PostgreSQL - Atomics

Created by: Mr Dk.

2023 / 10 / 30 0:09

Hangzhou, Zhejiang, China

Background

原子操作是多进程/多线程编程中非常重要的原语，可以用于解决并发访问共享内存时出现的竞态条件。原子操作在语义上保证了对共享内存的修改仅需要调用一次 API 就可以完成，在实现上还需要解决可能潜在出现的编译器指令重排序和处理器乱序执行，此外还得兼顾性能。不少高级语言都直接提供了原子数据类型和原子操作 API，比如 C++ 11 的 std::atomic 和 JDK 的 java.util.concurrent.atomic。在 C 语言编写的大型软件系统中，也都各自实现了原子操作 API 作为基础设施，用于实现更加上层的无锁数据结构和算法，比如 Linux kernel 的 atomic_t，Nginx 的 ngx_atomic_t。在 PostgreSQL 中，也实现了 pg_atomic_* 的原子数据类型和 API。

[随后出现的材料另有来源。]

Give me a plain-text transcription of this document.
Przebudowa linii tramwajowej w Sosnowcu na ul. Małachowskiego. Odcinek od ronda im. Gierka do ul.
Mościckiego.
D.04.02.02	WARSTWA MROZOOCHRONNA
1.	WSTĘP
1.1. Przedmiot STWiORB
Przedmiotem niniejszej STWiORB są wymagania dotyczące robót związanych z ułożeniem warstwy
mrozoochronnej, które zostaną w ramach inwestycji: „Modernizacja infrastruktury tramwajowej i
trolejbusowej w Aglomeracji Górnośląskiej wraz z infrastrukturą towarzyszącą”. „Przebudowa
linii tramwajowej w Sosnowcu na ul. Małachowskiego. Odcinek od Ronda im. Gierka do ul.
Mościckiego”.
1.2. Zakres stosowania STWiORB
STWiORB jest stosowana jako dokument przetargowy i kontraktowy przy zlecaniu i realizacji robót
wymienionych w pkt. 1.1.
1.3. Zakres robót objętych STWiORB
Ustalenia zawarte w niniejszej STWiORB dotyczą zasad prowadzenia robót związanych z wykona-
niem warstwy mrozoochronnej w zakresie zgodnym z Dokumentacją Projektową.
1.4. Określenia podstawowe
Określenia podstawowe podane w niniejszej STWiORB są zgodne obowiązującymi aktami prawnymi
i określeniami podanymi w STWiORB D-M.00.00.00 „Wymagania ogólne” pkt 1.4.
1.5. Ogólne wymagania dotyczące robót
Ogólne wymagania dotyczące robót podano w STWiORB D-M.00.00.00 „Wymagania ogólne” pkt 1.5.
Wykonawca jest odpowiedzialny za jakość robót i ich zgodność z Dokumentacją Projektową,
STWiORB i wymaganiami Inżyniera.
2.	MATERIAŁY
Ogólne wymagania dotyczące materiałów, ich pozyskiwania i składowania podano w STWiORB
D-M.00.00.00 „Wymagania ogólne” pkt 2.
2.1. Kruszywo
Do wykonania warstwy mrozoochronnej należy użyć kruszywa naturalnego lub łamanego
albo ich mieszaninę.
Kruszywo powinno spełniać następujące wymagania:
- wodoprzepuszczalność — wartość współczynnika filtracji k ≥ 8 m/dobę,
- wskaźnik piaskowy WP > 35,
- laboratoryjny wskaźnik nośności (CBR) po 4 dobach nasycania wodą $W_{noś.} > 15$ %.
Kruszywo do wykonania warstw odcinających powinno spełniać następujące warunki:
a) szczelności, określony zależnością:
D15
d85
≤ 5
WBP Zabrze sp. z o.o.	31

本文基于 PostgreSQL master 分支（PostgreSQL 17 under dev）当前的 HEAD 版本分析原子操作的实现：

commit 26f988212eada9c586223cbbf876c7eb455044d9
Author: Peter Eisentraut <peter@eisentraut.org>
Date:   Thu Oct 26 13:03:43 2023 +0200

    Add "Add trailing commas to enum definitions" to .git-blame-ignore-revs

    Discussion: https://www.postgresql.org/message-id/flat/386f8c45-c8ac-4681-8add-e3b0852c1620%40eisentraut.org

Overview

PostgreSQL 原子操作的目标是能够原子地操作内存并保证缓存一致性，其实现方式是实现具备优秀的跨 CPU 可移植性和跨 OS 可移植性的工程典范。其大致的思路为：从慢而全，到快而专。

用 OS 提供的信号量实现最原始但最完整的 API
如果 PostgreSQL 在当前平台上能够支持硬件自旋锁（Spinlock），那么使用硬件自旋替代 OS 信号量实现原子操作
如果构建 PostgreSQL 时使用的编译器具有内置的原子数据类型和原子操作 API，那么使用编译器的内置类型和 API；它们的可移植性由编译器来保证
如果构建 PostgreSQL 的目标 CPU 平台支持更加高效的硬件指令来实现原子操作，那么使用相应硬件指令

在实际的代码中，原子数据类型和原子操作 API 的声明顺序与上述思路是颠倒的，这样能够使 C 预处理器优先选择当前条件下性能最好的实现方式进行条件编译；如果当前条件下无法满足部分前提，再使用性能稍差但更普适的实现方式。

API

PostgreSQL 在 src/include/port/atomics.h 中定义了所有对外暴露的 API，这层 API 会被条件编译为适合当前平台的最佳实现。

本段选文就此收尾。